Drogenkonsum und die neue Gefahr durch synthetische Drogen

Thüringer Landtag
5. Wahlperiode
10.01.2012

K l e i n e A n f r a g e 2070
des Abgeordneten Koppe (FDP)
Drogenkonsum und die neue Gefahr durch synthetische Drogen


Aus dem Jahresbericht der Deutschen Beobachtungsstelle für Drogen und Drogensucht vom 15. November 2011 geht hervor, dass der Drogenkonsum in Deutschland stagniert. Trotz Präventionsaktivitäten und eines Suchthilfesystems für bereits Abhängige hat sich die Anzahl der Suchtkranken in Deutschland kaum verringert. Neben den bereits bekannten Problemen stellt der Bericht vor allem die zunehmende Problematik der synthetischen Drogen dar. Die Bundesdrogenbeauftragte Mechthild Dyckmans weist darauf hin, dass ein Verbot neuer synthetischer Drogen in Deutschland erst nach einem aufwändigen Verfahren erfolgen kann, nachdem diese unter das Betäubungsmittelgesetz (BtMG) gestellt wurden. Diese Rechtslage habe zur Folge, dass die Anbieter häufig die Namen der Produkte wechseln und deren Zusammensetzung geringfügig ändern. Die Gefährlichkeit der sich rasch ändernden Drogen kann kaum abgeschätzt werden. Des Weiteren wird der polyvalente Konsum thematisiert, bei dem mehrere Substanzen gleichzeitig eingenommen werden. Dieses Konsummuster birgt ähnliche Gefahren wie die synthetischen Drogen.

Ich frage die Landesregierung:

1. Wie und mit welchen konkreten Maßnahmen begegnet die Landesregierung dem Phänomen der "Legal Highs"?

2. Wie begegnet die Landesregierung der durch die Bundesdrogenbeauftragte Mechthild Dyckmans beschriebenen rechtlichen Problematik der häufig fehlenden Strafbarkeit nach dem BtMG?

3. Wie schätzt die Landesregierung das aktuelle Gefährdungspotenzial durch synthetische Drogen in Thüringen ein und wie begründet sie dies?

4. Wie hoch ist die Anzahl bekannter Fälle des Missbrauchs synthetischer Suchtmittel 2011 in Thüringen? Welche schädigenden Auswirkungen sind hierbei aufgetreten? (bitte Fallzahlen und Folgen auflisten)

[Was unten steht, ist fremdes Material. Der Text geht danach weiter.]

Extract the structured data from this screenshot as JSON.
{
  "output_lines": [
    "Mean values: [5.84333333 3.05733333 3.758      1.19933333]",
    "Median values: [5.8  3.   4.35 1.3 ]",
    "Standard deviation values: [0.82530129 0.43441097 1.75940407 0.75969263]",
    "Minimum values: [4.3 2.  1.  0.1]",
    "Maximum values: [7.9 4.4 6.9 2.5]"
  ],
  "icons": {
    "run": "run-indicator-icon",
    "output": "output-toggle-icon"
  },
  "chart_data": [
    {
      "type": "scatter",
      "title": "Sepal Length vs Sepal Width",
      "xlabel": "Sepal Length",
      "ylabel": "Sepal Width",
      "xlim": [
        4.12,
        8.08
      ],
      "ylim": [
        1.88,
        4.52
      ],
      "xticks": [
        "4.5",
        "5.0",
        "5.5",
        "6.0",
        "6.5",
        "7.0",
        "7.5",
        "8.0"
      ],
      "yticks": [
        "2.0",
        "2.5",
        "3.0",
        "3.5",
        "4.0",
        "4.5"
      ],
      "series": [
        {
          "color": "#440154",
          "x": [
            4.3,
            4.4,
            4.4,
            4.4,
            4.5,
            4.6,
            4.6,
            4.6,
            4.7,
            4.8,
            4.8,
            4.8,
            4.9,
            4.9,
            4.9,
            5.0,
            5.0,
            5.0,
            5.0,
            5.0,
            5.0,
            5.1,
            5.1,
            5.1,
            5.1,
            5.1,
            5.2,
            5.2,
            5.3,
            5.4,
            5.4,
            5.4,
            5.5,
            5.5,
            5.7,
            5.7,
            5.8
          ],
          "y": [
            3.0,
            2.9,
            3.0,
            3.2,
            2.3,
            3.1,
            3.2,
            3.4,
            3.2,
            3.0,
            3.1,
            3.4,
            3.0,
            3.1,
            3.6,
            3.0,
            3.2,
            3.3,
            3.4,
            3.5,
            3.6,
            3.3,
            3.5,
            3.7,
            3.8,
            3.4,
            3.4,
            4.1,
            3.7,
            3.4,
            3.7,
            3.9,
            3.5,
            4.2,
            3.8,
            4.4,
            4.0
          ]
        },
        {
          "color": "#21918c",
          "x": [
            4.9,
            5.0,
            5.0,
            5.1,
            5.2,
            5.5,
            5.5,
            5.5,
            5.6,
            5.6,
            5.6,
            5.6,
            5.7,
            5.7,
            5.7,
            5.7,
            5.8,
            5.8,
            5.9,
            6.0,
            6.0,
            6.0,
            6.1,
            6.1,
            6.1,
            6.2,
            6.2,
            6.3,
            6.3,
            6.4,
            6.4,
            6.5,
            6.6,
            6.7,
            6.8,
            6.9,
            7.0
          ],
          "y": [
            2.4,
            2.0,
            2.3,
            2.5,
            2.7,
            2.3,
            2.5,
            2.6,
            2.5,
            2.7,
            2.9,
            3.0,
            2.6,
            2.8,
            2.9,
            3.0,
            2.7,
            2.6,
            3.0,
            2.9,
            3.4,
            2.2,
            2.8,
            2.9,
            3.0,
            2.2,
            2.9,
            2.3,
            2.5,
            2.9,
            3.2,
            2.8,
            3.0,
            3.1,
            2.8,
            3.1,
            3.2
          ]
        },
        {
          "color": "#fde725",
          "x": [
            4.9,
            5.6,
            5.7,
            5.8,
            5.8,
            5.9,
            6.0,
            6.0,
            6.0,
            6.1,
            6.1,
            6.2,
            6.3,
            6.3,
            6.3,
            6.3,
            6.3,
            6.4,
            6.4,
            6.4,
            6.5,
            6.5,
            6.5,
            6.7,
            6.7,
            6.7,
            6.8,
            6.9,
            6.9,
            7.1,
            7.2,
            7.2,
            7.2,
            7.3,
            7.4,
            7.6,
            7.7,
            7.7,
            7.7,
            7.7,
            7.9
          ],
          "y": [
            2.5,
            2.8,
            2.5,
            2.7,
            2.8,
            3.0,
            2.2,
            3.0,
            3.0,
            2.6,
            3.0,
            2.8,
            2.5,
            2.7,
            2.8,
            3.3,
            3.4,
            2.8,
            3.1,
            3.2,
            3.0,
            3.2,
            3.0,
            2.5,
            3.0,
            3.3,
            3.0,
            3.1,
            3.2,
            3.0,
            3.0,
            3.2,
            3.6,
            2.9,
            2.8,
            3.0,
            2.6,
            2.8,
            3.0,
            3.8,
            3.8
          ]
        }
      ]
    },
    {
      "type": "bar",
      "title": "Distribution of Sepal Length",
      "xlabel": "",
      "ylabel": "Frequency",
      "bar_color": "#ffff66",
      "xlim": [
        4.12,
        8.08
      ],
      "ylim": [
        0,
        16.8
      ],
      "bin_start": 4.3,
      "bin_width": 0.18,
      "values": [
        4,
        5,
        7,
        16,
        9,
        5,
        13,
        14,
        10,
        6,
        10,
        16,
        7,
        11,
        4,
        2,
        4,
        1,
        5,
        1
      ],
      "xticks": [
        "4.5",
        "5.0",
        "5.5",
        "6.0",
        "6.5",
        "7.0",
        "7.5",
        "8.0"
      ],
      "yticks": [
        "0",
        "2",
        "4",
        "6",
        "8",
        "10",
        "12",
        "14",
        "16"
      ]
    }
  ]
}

5. In welcher Form betreibt das Land aktuell Suchtpräventionsarbeit?

6. Wie bewertet die Landesregierung die Wirkung ihrer bisherigen Aktivitäten in der Suchtprävention?

7. Wie trägt die Landesregierung bei der Gestaltung der Aufklärungskampagnen dem sich rasch ändernden Angebot illegaler Drogen Rechnung?

8. In welcher Art und in welchem Umfang wurden 2011 polizeiliche Maßnahmen gegen Herstellung, Vertrieb und Konsum synthetischer Drogen in Thüringen durchgeführt?

9. Wurden die Thüringer Polizeibeamtinnen und -beamten für die Problematik der "Legal Highs" sensibilisiert; falls ja, in welcher Form?

10. In welcher Form findet eine Zusammenarbeit des Thüringer Landeskriminalamtes (LKA) mit dem Bundeskriminalamt (BKA) statt und wie viele Sachverhalte in Verbindung mit synthetischen Drogen wurden 2011 vom LKA an das BKA weitergereicht?